I didn’t get the chance to see if he knew how his words affected me, because he took off out the door without another word. I followed several meters behind, shivering now at the icy chill emanating through my entire body. 

We didn’t exchange words as Bellamy threw open his tent door and stormed inside. I continued further, calling out Madi’s name when I reached her tent. I heard shuffling behind me, and my mother’s head popped out of her tent. “She’s in here, Clarke. Come in,” she gestured, and I hesitated, knowing Bellamy and I hadn’t finished our conversation. I decided I would rather push it further out anyway, possibly until the winds were howling again and he wasn’t able to yell over them anymore.  

I climbed through the door to see Kane sitting on a cushion with an open book draped across his knee, and Madi sitting on my mother's bed covered in blankets, sleeping soundly as if we weren’t in the worst storm I'd ever encountered.  _ She must be used to it, _ I thought, wondering what effect the cataclysm had on the tides and how often storms of this magnitude occurred around here. This was the first true hurricane I'd been through in my seven years in Earth, and I couldn't imagine Madi having gone through many more in her short years. 

My mother sat at Madi's sleeping feet, and I knelt down next to her head, stroking her hair lightly. She stirred at this, and looked up through the blankets at me. 

I smiled, “You could sleep through another nuclear war, couldn't you?” She nodded silently in response, and sat up slowly. 

“We were looking for you earlier. Where did you go?” She asked, groggily. 

“I went to help everyone save the mill,” I replied, and my mother gave me a stern look, obviously not having known where I'd been. 

“You were out in that storm?” She asked with motherly disapproval. I nodded, not seeing a reason to explain myself. 

“I have to go talk to Bellamy, but I just wanted to check on you. Sorry I woke you up. Did you want to stay in my tent tonight?” I asked, knowing the small tent was not big enough for the three of them. 

“I'm comfy, though,” she argued, laying back down and pulling the covers over her head. I looked at my mom and she shrugged. 

“She's welcome to stay here tonight.” I nodded and thanked them, telling them to stay safe and not to leave the tent. 

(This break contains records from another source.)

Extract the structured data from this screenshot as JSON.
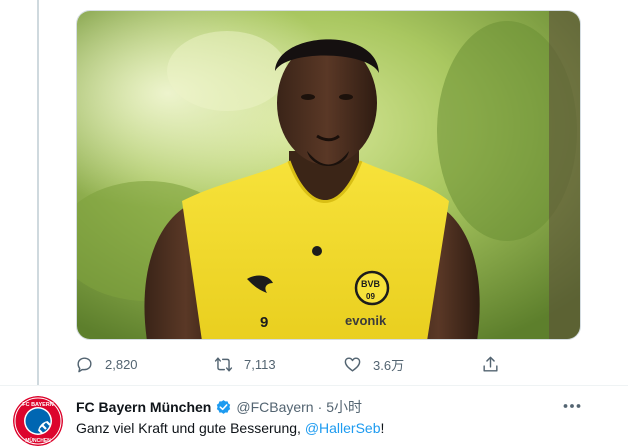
{
  "colors": {
    "accent": "#1d9bf0",
    "muted": "#536471",
    "bayern_red": "#dc052d",
    "bayern_blue": "#0066b2",
    "jersey": "#f5df2e"
  },
  "photo": {
    "jersey_number": "9",
    "crest_text": "BVB",
    "crest_year": "09",
    "sponsor": "evonik",
    "kit_brand": "puma"
  },
  "actions": {
    "reply_icon": "reply-icon",
    "reply_count": "2,820",
    "retweet_icon": "retweet-icon",
    "retweet_count": "7,113",
    "like_icon": "heart-icon",
    "like_count": "3.6万",
    "share_icon": "share-icon"
  },
  "tweet": {
    "avatar_text_top": "FC BAYERN",
    "avatar_text_bottom": "MÜNCHEN",
    "display_name": "FC Bayern München",
    "handle": "@FCBayern",
    "separator": "·",
    "time": "5小时",
    "text_prefix": "Ganz viel Kraft und gute Besserung, ",
    "mention": "@HallerSeb",
    "text_suffix": "!"
  }
}
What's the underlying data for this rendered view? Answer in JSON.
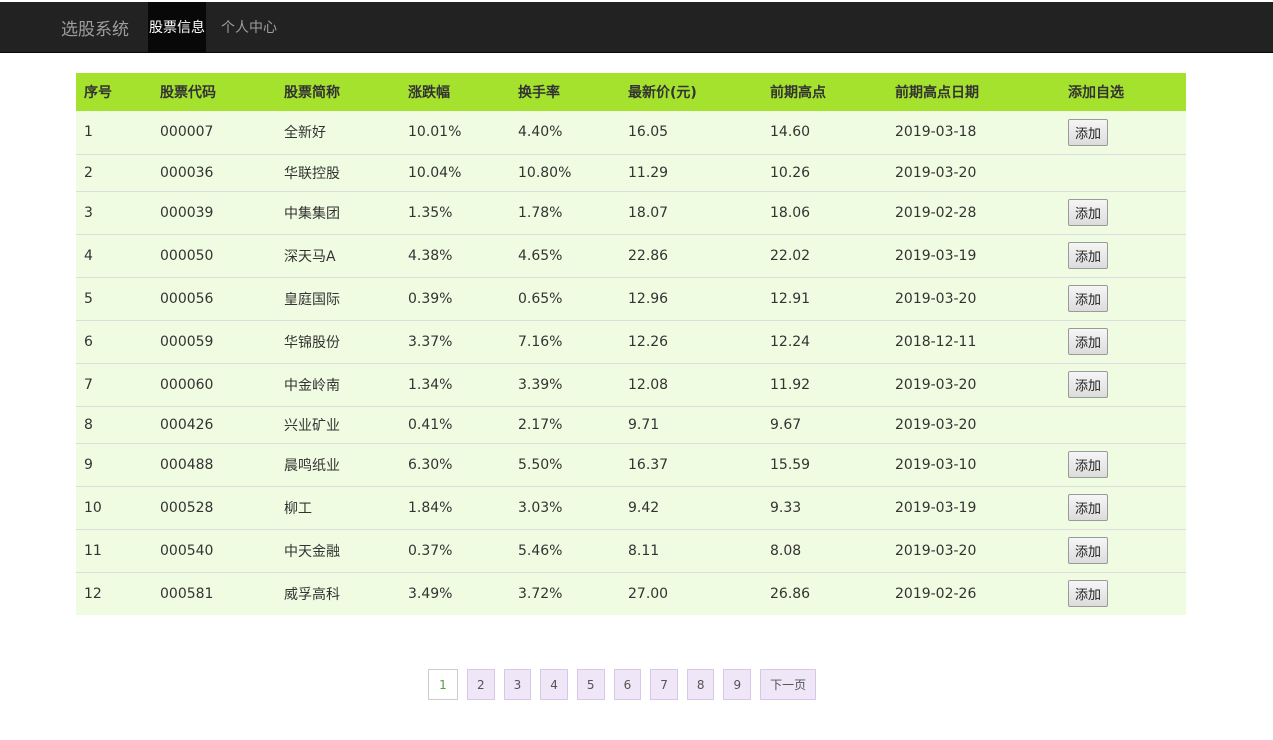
{
  "navbar": {
    "brand": "选股系统",
    "items": [
      {
        "label": "股票信息",
        "active": true
      },
      {
        "label": "个人中心",
        "active": false
      }
    ]
  },
  "table": {
    "headers": [
      "序号",
      "股票代码",
      "股票简称",
      "涨跌幅",
      "换手率",
      "最新价(元)",
      "前期高点",
      "前期高点日期",
      "添加自选"
    ],
    "add_label": "添加",
    "rows": [
      {
        "no": "1",
        "code": "000007",
        "name": "全新好",
        "change": "10.01%",
        "turnover": "4.40%",
        "price": "16.05",
        "high": "14.60",
        "high_date": "2019-03-18",
        "has_add": true
      },
      {
        "no": "2",
        "code": "000036",
        "name": "华联控股",
        "change": "10.04%",
        "turnover": "10.80%",
        "price": "11.29",
        "high": "10.26",
        "high_date": "2019-03-20",
        "has_add": false
      },
      {
        "no": "3",
        "code": "000039",
        "name": "中集集团",
        "change": "1.35%",
        "turnover": "1.78%",
        "price": "18.07",
        "high": "18.06",
        "high_date": "2019-02-28",
        "has_add": true
      },
      {
        "no": "4",
        "code": "000050",
        "name": "深天马A",
        "change": "4.38%",
        "turnover": "4.65%",
        "price": "22.86",
        "high": "22.02",
        "high_date": "2019-03-19",
        "has_add": true
      },
      {
        "no": "5",
        "code": "000056",
        "name": "皇庭国际",
        "change": "0.39%",
        "turnover": "0.65%",
        "price": "12.96",
        "high": "12.91",
        "high_date": "2019-03-20",
        "has_add": true
      },
      {
        "no": "6",
        "code": "000059",
        "name": "华锦股份",
        "change": "3.37%",
        "turnover": "7.16%",
        "price": "12.26",
        "high": "12.24",
        "high_date": "2018-12-11",
        "has_add": true
      },
      {
        "no": "7",
        "code": "000060",
        "name": "中金岭南",
        "change": "1.34%",
        "turnover": "3.39%",
        "price": "12.08",
        "high": "11.92",
        "high_date": "2019-03-20",
        "has_add": true
      },
      {
        "no": "8",
        "code": "000426",
        "name": "兴业矿业",
        "change": "0.41%",
        "turnover": "2.17%",
        "price": "9.71",
        "high": "9.67",
        "high_date": "2019-03-20",
        "has_add": false
      },
      {
        "no": "9",
        "code": "000488",
        "name": "晨鸣纸业",
        "change": "6.30%",
        "turnover": "5.50%",
        "price": "16.37",
        "high": "15.59",
        "high_date": "2019-03-10",
        "has_add": true
      },
      {
        "no": "10",
        "code": "000528",
        "name": "柳工",
        "change": "1.84%",
        "turnover": "3.03%",
        "price": "9.42",
        "high": "9.33",
        "high_date": "2019-03-19",
        "has_add": true
      },
      {
        "no": "11",
        "code": "000540",
        "name": "中天金融",
        "change": "0.37%",
        "turnover": "5.46%",
        "price": "8.11",
        "high": "8.08",
        "high_date": "2019-03-20",
        "has_add": true
      },
      {
        "no": "12",
        "code": "000581",
        "name": "威孚高科",
        "change": "3.49%",
        "turnover": "3.72%",
        "price": "27.00",
        "high": "26.86",
        "high_date": "2019-02-26",
        "has_add": true
      }
    ]
  },
  "pagination": {
    "current": "1",
    "pages": [
      "1",
      "2",
      "3",
      "4",
      "5",
      "6",
      "7",
      "8",
      "9"
    ],
    "next_label": "下一页"
  },
  "colors": {
    "header_bg": "#a5e22e",
    "row_bg": "#f0fce2",
    "navbar_bg": "#222222",
    "page_bg": "#efe6f8"
  }
}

“The storm will be starting up again soon.” 

I could feel the winds picking up already, and I contemplated going and getting a bottle of water before returning to the tent, but I thought better of it as the tree branches across the valley started to sway roughly in the wind. 

I ducked under the doorway, peeling the soaking wet clothes off my torso and hanging them across the clothes line above Bellamy's dresser. I pulled a dry shirt over my head and repeated with my pants before crawling into the bed next to a still fuming Bellamy. 

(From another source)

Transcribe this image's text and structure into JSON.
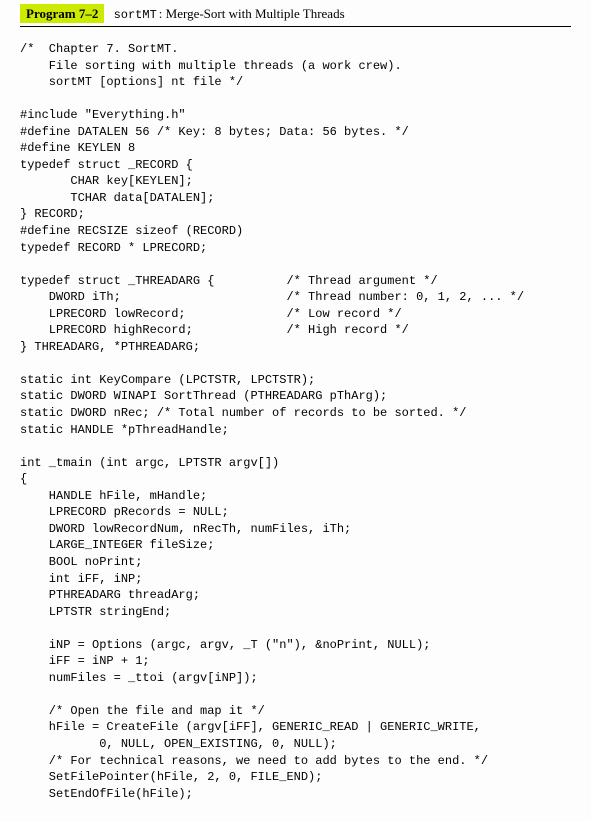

Ignoring his demeanor, I sidled up next to him, draping my arm over his bare chest and pulling the sheet up tightly to us. The temperature had dropped at least twenty degrees since the previous night, and although the cool chill in the air was welcome to my singed body, we were vastly underprepared for such a cold night. I shivered, wishing I'd grabbed a pair of sweatpants from the dresser. 

Bellamy scowled at the ceiling, wordlessly, but he still grabbed my hand under the blanket and wove our fingers together. I wondered if maybe he didn’t even realize he’d done it, when he turned toward me and brought his lips to mine. The kiss was hard and fast, and I could feel the anger radiating from him in it. He pulled back to return to his moping, and I heard the rain pick up on the roof, the sound amplified on the plastic tarp bouncing across the walls and reverberating through the tent. 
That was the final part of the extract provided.